マカオのカジノで短時間内に約3千万円分の偽造チップ使われる…中国人犯罪グループが関与

 このほどマカオ・コタイ地区にある統合型リゾート(IR)併設カジノ施設でわずか十数分の間に額面162万香港ドル(日本円換算:約3065万円)分の偽造ゲーミング(カジノ)チップが使われる事件が発生した。(カジノ施設側がマカオ司法警察局に報告した被害額)

 マカオ司法警察局が1月23日に発表した内容によれば、同月20日午後11時頃、ゲーミングテーブルでシフトに就いていたディーラーがチップ置き場の中にある額面1万香港ドル(約19万円)のチップ25枚が偽造であることに気づき、これを使ったとして警備員が男4人の身柄を取り押さえ、同局に通報したとのこと。

 その後、同局の警察官が現場で調査を進めていた際、キャッシャーと呼ばれるチップと現金の交換カウンターで偽造チップを使って両替しようとしていた別の男1人の身柄を確保するに至ったという。

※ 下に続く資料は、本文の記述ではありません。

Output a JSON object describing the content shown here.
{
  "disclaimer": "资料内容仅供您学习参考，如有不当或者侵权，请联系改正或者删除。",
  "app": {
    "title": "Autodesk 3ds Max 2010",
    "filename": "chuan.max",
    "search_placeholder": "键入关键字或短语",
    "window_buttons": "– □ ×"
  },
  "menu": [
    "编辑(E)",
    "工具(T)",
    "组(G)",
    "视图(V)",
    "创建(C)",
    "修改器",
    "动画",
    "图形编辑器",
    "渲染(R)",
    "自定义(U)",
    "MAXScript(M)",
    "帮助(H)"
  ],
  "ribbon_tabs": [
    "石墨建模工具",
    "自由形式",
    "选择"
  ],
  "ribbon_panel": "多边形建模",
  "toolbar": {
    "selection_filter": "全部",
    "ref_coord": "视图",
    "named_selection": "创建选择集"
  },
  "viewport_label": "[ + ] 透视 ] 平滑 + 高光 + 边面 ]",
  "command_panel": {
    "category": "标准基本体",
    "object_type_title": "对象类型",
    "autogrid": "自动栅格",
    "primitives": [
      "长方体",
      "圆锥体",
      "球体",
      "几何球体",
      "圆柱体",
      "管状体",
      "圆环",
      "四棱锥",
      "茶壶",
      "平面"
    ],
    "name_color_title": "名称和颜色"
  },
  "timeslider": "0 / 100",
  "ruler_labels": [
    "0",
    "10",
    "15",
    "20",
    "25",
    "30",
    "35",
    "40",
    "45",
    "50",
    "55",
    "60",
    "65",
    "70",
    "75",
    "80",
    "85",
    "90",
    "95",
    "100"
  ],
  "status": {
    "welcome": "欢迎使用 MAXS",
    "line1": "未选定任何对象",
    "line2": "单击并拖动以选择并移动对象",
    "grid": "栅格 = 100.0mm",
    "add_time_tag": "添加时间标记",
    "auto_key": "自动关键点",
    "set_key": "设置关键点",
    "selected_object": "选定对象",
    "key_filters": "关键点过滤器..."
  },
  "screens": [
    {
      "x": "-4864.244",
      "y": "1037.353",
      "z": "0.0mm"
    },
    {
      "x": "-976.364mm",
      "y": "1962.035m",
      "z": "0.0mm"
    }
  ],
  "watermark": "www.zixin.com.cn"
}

 上述の男5人はいずれも中国人(中国本土居民)で、同一犯罪グループのメンバーとみられるとした。

 なお、今回の事件で使われた偽造チップについて、当該カジノ施設のチップは額面100香港ドルと1万香港ドルのものの色味が似ており、被疑者らは識別タグの付いた本物の100香港ドルのチップの額面を1万香港ドルに”改装”していたとのこと。

 同局がカジノ施設の監視カメラ映像を分析した結果、グループのメンバーは2つのチームに分かれてバカラのゲーミングテーブルで短時間の間に大量の偽造チップを使い、各テーブルで17万香港ドル(約322万円)分、105万香港ドル(約1987万円)分の本物のチップを獲得していたという。

 グループのうち幹部メンバーとみられる数名については、ディーラーが偽造チップに気づき、詳細検査を行っている状況から、露見したとみて10万香港ドル分の本物のチップを持って中国本土へ逃走したが、うち3人が逃走先の広東省珠海市と中山市で中国公安当局により逮捕され、同局では本件に絡む逃走中の人物は少なくとも1人で、その行方を追うとともに、グループの余罪や活動期間、偽造チップの制作方法等について捜査を進めるとした。

 マカオで逮捕に成功した男5人は同局の調べに対し、チップが偽造のものとは知らず、報酬目当てで他人の指示を受けカジノでプレイしたと供述したとのこと。同局は5人を組織犯罪及び相当巨額詐欺罪で検察院送致する方針。

 カジノチップはカジノテーブルでベットする際に使われるツールで、テーブルで額面の異なると両替したり、カジノフロアにあるキャッシャーで容易に額面の現金と交換することができる。つまり、現金そのもの。マカオでは、しばしばチップを狙った犯罪が発生している。